The other challenging factor in preparing meals is guests that did not arrive at their designated reservation time. Some may be early, others late. Cooking in this manner is very tricky and quite a juggling act. I was constantly in a "hurry-up" or a "slow-down" mode of operation. A hectic pace for certain.

7. Housekeepers deserve your appreciation. Thank goodness I wasn't asked to help in housekeeping. The number of sheets, pillowcases, comforters and towels that had to be laundered, dried, and pressed weekly was huge. With 13 bedrooms to service, and the fact that the washers and dryers were not commercial grade, the machines were constantly in the "on" position. Folding towels the proper way, and ironing cloth napkins and placemats went on for hours by the housekeeping staff. Plus, that doesn't even count for their time stripping and remaking beds all day long, cleaning bathrooms, and dusting and sweeping rooms and the lodge. Takeaway: Tip your housekeepers directly and generously when staying at a hotel, motel or inn. They deserve it!

8. Fresh garden veggies and fruits are a key to a delicious meal.
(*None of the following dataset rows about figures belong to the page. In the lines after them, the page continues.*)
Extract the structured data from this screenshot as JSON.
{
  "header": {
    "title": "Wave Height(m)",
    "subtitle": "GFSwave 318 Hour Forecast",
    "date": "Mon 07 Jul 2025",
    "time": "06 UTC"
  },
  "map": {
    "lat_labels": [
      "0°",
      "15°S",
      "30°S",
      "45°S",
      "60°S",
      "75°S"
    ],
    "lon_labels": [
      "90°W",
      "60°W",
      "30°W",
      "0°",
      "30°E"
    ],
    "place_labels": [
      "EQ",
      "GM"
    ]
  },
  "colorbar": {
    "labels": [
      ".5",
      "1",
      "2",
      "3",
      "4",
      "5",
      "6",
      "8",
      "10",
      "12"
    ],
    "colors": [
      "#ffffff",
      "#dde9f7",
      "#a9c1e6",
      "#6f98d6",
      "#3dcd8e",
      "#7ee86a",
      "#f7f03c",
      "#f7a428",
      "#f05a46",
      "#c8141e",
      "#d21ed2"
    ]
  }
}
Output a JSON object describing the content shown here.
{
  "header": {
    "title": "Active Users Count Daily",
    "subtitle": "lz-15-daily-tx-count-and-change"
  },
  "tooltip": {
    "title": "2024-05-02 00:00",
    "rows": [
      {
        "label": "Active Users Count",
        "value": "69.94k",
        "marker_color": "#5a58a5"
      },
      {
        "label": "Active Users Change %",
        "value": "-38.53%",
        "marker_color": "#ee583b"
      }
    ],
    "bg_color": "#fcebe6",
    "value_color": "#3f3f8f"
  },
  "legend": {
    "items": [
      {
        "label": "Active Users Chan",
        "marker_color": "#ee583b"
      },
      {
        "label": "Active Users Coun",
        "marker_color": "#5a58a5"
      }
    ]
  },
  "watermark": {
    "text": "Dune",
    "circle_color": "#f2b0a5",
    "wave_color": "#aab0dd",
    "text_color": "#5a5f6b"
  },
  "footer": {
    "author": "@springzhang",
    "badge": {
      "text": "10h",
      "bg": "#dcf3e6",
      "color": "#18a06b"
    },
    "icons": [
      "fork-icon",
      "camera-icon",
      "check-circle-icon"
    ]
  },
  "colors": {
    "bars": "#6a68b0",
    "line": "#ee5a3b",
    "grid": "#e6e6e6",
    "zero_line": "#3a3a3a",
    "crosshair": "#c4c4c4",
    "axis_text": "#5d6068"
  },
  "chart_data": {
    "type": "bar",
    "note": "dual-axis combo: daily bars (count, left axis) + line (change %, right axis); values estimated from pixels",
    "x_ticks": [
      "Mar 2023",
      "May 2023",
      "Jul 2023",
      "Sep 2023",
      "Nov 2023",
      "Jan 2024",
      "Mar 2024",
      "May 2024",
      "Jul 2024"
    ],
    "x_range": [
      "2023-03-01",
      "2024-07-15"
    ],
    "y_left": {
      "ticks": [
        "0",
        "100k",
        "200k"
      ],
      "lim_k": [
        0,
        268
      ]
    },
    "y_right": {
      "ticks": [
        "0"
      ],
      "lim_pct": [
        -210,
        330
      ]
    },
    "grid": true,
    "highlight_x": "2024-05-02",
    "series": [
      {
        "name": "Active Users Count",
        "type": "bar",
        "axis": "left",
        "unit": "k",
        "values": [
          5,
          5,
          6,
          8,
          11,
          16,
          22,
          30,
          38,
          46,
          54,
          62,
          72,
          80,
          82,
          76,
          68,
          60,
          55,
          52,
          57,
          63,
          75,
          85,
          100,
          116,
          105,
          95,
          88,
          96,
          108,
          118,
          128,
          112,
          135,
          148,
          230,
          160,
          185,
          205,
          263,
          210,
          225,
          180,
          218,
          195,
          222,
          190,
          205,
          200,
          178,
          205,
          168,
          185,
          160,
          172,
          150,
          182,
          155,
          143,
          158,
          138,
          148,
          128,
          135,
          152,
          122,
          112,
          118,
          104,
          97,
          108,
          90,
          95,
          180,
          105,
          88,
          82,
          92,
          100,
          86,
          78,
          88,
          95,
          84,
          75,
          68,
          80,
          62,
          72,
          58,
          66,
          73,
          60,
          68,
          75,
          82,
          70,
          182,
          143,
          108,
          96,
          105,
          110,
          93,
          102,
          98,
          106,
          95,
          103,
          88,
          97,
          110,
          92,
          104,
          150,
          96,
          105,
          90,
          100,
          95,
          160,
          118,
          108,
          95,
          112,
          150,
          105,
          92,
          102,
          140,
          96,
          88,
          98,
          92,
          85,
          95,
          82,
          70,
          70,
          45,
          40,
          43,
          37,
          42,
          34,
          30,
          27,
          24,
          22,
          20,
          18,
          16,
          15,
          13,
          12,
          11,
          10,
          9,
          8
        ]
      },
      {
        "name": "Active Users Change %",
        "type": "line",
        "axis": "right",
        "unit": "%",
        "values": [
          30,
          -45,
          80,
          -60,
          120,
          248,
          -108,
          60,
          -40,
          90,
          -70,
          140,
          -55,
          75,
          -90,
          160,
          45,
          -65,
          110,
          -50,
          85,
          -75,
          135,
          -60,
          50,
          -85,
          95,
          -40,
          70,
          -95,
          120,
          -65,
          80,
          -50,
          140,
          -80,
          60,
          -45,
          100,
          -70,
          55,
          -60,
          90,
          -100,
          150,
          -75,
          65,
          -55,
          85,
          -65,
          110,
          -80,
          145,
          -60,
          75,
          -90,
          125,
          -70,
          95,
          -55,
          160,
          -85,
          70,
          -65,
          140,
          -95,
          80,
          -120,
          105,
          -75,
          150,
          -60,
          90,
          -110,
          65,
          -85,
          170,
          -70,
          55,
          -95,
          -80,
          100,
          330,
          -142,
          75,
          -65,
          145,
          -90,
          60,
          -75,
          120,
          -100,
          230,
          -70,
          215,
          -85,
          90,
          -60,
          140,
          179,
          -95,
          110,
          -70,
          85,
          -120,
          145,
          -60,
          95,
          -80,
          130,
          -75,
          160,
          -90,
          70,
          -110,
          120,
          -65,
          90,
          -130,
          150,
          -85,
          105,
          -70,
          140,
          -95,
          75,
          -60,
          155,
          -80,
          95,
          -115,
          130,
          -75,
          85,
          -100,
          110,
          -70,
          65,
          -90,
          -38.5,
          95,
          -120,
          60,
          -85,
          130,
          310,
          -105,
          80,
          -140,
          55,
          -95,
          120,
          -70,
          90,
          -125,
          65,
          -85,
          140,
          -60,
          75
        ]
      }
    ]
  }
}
The lodge's 30,000 square foot garden provided tons of fresh veggies this summer. It was a delight to use these in the daily menus. From tomatoes to berries and peaches, green beans to garden-grown herbs, guests could always tell and they appreciate the difference. Fresh produce truly did elevate the meals and it was fun to have this abundance of produce available to showcase the bounty of the season.

9. Spending four months in my home state was a refreshing change of pace. I loved being back in Kansas. The weather was heavy with rain and thunderstorms many of the weeks during my stay. The familiar landscape was green and gorgeous.

I enjoyed decorating and living in my 1880's Italianate apartment in Fort Scott. Finding deals on furnishings was a fun hobby.

And, it was fascinating to explore new places in the area, from beautiful country gardens to unique shops and local food farms and new barbeque spots. I especially loved having the time to reconnect with my friends, former co-workers and family members. I made some fun new friends as well who will continue to be in my circle.

BBQ beef brisket from Q39 in Overland Park, KS

10. There's no place like home. As much as I have loved being on this adventure, I have missed John, my friends/family and my home in Arizona. And, they have missed me. Together, John and I have done a great job of Face Timing each other numerous times a day. I am thankful that he has been such a trooper in this endeavor, encouraging me to take on this assignment. I know that he has learned a lot, too. Fending for himself by learning to cook again, doing laundry and keeping the house clean are tasks I hope he'll continue once I return home. We both agree with this line in a 1600's poem (by Anonymous) and we're looking forward to being together daily once again:

"Absence makes the heart grow fonder."

Thanks so much for being my companion and traveling along with me on my Kansas adventure. I've appreciated your many messages, calls and support. Until we meet again, happy trails to you!